A few weeks ago Shauna asked me if I’d like to attend the Women’s Climbing Symposium in Sheffield. I must admit I was I was a little apprehensive at first. I am someone who has always climbed, and has felt very comfortable climbing, in the company of both sexes. I am also equally inspired by both male and female climbing achievements and successes. I wasn’t really sure how I’d feel being part of a day dedicated exclusively to women. However, the lure of an incredible line-up of speakers proved too tempting and I decided to go along.
Firstly I’d like to say what an enjoyable day the WCS was. It was incredibly well run from start to finish. From the pocket-sized timetables to remind participants where they should be at any given moment to the music which played at the end of each break to usher people to the next session, the whole day passed off very smoothly which can only have been the result of hours and hours of hard work behind the scenes.

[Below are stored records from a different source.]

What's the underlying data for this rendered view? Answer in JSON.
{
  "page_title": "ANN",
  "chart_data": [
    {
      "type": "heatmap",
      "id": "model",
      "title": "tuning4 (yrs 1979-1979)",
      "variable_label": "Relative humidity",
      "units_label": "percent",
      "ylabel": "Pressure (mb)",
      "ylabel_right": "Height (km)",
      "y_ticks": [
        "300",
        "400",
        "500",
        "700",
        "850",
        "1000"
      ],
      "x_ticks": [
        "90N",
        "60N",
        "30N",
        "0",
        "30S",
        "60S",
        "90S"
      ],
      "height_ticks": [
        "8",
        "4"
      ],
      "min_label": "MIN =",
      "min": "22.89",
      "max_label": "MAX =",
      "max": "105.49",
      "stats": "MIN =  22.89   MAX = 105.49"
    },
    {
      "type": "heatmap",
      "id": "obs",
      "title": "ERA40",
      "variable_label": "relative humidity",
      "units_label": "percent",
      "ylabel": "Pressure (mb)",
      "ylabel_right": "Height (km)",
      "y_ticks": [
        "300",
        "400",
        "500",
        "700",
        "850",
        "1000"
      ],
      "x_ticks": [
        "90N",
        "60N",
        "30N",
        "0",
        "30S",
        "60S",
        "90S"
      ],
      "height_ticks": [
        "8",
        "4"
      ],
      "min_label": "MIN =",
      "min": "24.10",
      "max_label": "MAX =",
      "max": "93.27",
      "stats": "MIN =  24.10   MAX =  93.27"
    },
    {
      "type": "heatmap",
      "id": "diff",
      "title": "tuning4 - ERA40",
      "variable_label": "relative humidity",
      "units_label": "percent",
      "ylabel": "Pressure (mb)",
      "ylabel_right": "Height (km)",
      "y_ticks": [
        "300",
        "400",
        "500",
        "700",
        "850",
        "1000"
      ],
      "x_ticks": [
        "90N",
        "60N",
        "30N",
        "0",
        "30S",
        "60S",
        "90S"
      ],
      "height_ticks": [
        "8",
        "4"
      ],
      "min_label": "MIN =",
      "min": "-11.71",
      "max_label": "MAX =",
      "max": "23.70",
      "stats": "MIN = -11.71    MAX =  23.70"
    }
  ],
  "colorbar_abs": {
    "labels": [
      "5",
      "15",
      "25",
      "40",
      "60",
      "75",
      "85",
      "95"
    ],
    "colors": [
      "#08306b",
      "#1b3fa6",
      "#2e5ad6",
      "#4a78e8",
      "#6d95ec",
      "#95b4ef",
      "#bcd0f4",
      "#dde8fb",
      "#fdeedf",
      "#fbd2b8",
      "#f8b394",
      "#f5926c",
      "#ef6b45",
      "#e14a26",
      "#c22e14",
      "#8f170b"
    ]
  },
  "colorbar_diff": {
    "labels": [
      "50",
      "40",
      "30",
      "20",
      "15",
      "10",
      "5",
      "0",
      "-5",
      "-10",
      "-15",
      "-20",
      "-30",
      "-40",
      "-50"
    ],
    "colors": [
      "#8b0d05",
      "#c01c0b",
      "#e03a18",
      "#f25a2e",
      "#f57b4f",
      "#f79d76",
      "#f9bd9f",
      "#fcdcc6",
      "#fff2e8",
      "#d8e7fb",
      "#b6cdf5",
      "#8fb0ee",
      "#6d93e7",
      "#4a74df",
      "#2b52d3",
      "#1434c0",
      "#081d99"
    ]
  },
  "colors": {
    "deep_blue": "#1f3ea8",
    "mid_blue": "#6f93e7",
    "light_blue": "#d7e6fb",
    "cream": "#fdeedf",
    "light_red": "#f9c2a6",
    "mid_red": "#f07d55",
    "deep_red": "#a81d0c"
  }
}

Secondly, there was a fantastic line-up of speakers. There were simply too many talented individuals giving talks to mention them all in this short report so I’ll talk about just a few which were highlights for me personally. Hearing Catherine Destivelle open proceedings with a fascinating run down of her life as climber and mountaineer was amazing. A true legend of the sport, hearing her talk and getting her to sign my t shirt afterwards pretty much made my weekend.
A surprise highlight for me was Rachel Atherton. I know nothing about mountain biking so I wasn’t sure quite what to expect from this talk, but I found it interesting and engaging and, above all, inspiring. Molly Thompson-Smith’s talk was also great to hear. I’ve competed with Molly on a few occasions, and it was interesting to hear her take on the competition scene and how she deals with the highs and lows of competition life.
Aside from the talks, something which really struck me about the whole day was just how friendly everyone was. I lost count of the number of times a complete stranger started talking to me or an event organiser checked I was having a good time. I think this friendliness is something which is common throughout the climbing world. I’ve noticed it at the crag, at major competitions and at my local wall. It’s a very special aspect of our sport, and one of the reasons I love it so much. Whether it was even more prevalent at this event because it was for women only I am not sure, but what I would say is that if anyone is wondering about coming to the Women’s Climbing Symposium on their own next year, they will certainly find a very friendly and welcoming atmosphere when they arrive.
All in all, it was a very informative and interesting day and I really enjoyed it. Has it changed my opinion of women-only events? I think in an ideal world, all women would be lucky enough to have the same introduction to climbing as I had where gender wasn’t an issue. However, it seems that, for whatever reason, this isn’t the case. For many women there seems to be a real need for events such as this where they can learn from one another and be inspired in an inclusive and encouraging all-female environment, and Shauna and Emma do an amazing job at putting together an event which caters to this need.